Ah, pero no sólo se trata de gastar nuestro dinero de forma más inteligente de lo que podríamos, Kelton añade dos razones secundarias por las que le encantan los impuestos: castigar a determinadas personas redistribuyendo su dinero, y castigar a la gente por hacer cosas que no le gustan. Por ejemplo, por no comprar electrodomésticos de bajo consumo (no, en serio). En otras palabras, ingeniería social con zanahorias para los amigos y palos para los no tan amigos.

Aparte de la moralidad de aprovecharse de nuestros vecinos, exigiéndoles que paguen una «cuota justa» cada vez mayor que invariablemente supera lo que, por ejemplo, paga un periodista o un profesor, el uso de los impuestos para redistribuir y castigar —«empujar», en la jerga de moda— conlleva enormes daños colaterales. Porque la redistribución organiza la sociedad en facciones hostiles que tratan de despojarse violentamente unas a otras o que se defienden de ese despojo. Además, la redistribución no es simplemente una inocente barajada de fichas; es una destrucción al por mayor. Un estudio coautorizado por Christina Romer, ex presidenta del Consejo de Asesores Económicos de Obama, descubrió que cada dólar de gasto gubernamental conlleva entre 2 y 3 dólares de pérdida de actividad económica. Otro estudio realizado por el economista de Harvard Martin Feldstein llegó a estimaciones de peso muerto similares que «pueden superar los 2 dólares por cada dólar de ingresos». En otras palabras, para mover un dólar, hay que destruir al menos dos o tres dólares.

Hay una mezcla similar de costes morales y prácticos en el uso de impuestos predatorios para la ingeniería social. También rompe el pacto social de vivir y dejar vivir, sometiendo cada una de nuestras decisiones a la votación pública, desde lo que comemos, hasta dónde vamos de vacaciones, pasando por el tipo de bolsa que usamos para llevar la compra. No hay nada que quede fuera del ámbito de los empujadores, ningún detalle es demasiado pequeño.

Además, mediante la imposición masiva de lo que en realidad son multas judiciales por delitos que no son tales, estos impuestos pueden alcanzar un nivel de control que nunca sería constitucional si se redactara como ley. Por ejemplo, hoy en día, en Estados Unidos, el 90% de los estudiantes asisten a escuelas públicas, a pesar de la pésima calidad de la educación. ¿Por qué se quedan? Porque cada votante debe pagar por las escuelas públicas, las utilice o no, pero tendría que cargar con 11.200 dólares por niño al año por optar por no acudir al sistema público, mientras sigue pagando esos 12.600 dólares anuales en impuestos por el sistema público «gratuito». Especialmente para la clase trabajadora, esta penalización se convierte en algo prohibitivo para todos, excepto para los más comprometidos.

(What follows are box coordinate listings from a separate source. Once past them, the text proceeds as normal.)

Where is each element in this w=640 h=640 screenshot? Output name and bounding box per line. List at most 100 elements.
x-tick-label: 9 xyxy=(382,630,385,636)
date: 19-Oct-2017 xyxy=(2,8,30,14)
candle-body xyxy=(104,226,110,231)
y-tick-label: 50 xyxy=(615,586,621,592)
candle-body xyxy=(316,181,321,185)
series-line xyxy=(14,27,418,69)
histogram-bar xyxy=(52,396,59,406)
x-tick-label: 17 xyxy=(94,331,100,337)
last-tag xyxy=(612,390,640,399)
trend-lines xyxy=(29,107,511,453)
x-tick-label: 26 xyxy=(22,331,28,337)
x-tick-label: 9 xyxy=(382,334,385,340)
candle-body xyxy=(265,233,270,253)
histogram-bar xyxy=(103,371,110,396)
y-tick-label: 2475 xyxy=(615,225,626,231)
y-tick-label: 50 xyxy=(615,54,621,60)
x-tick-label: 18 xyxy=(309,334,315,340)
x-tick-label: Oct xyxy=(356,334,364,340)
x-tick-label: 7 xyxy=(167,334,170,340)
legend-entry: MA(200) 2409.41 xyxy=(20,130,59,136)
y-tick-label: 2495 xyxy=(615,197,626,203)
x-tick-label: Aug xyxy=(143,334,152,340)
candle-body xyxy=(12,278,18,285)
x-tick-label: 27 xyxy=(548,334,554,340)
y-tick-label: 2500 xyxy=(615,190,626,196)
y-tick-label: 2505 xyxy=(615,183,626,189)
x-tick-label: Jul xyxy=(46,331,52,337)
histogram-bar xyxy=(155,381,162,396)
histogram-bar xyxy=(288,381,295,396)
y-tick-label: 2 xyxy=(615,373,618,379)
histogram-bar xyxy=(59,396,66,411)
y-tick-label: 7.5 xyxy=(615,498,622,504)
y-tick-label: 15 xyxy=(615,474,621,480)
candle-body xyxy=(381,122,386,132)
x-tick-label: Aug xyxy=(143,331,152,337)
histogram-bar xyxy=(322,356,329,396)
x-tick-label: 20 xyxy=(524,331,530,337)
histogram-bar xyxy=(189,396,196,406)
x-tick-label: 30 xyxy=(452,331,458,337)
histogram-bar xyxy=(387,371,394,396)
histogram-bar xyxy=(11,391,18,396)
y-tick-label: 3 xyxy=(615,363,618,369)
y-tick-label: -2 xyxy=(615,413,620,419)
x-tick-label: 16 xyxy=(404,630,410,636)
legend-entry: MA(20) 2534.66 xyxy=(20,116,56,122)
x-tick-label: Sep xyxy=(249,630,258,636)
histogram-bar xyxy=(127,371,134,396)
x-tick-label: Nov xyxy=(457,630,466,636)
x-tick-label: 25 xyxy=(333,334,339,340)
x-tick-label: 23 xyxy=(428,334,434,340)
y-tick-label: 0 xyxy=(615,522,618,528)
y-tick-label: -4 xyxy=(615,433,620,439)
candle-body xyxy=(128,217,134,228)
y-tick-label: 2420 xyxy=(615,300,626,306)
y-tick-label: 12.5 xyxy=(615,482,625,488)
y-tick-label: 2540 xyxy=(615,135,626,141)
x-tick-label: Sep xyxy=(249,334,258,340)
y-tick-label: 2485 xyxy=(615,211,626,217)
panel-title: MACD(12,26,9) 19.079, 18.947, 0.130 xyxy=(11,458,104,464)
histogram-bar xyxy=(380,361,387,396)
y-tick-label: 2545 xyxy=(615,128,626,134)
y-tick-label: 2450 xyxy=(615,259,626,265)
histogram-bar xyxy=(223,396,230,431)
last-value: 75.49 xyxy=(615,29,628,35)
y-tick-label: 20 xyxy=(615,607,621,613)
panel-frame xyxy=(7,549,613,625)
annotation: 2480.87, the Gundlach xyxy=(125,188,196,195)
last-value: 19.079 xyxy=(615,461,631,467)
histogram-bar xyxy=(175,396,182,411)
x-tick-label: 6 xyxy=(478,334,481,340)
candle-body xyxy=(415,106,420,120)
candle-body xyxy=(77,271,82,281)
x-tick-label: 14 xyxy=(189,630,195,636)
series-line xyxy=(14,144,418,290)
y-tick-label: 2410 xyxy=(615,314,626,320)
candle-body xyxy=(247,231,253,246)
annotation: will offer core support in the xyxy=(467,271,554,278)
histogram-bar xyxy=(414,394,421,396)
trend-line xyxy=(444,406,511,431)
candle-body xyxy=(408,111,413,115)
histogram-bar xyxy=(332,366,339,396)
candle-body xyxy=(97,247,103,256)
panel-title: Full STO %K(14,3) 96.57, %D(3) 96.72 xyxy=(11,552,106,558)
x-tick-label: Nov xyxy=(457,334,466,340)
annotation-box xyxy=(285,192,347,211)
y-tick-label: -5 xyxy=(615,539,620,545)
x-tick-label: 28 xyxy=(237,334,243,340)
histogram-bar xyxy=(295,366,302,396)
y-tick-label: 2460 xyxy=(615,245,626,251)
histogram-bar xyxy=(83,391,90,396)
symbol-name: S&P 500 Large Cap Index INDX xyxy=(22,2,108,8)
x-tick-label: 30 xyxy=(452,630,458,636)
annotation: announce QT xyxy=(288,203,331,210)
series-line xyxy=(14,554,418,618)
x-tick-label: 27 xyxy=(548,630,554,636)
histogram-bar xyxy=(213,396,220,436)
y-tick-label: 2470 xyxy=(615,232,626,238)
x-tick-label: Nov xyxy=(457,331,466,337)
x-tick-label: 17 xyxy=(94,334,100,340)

Si se combinan estos hechos —ningún detalle es demasiado pequeño para los ingenieros sociales y su capacidad para lograr una obediencia casi universal mediante multas y subvenciones—, corremos el riesgo de una sociedad totalitaria «autorizada» en la que somos libres sobre el papel, pero el uso de esa libertad conlleva multas ruinosas.

Si, en efecto, la única justificación que queda para los impuestos en un régimen inflacionista es redistribuir y castigar —para erosionar la armonía social en una guerra fiscal de todos contra todos, al tiempo que se empobrece la sociedad y se permite un totalitarismo rastrero—, entonces está mucho más cerca de la realidad que los impuestos modernos se han convertido no en el precio de la civilización, sino en el depredador de la civilización.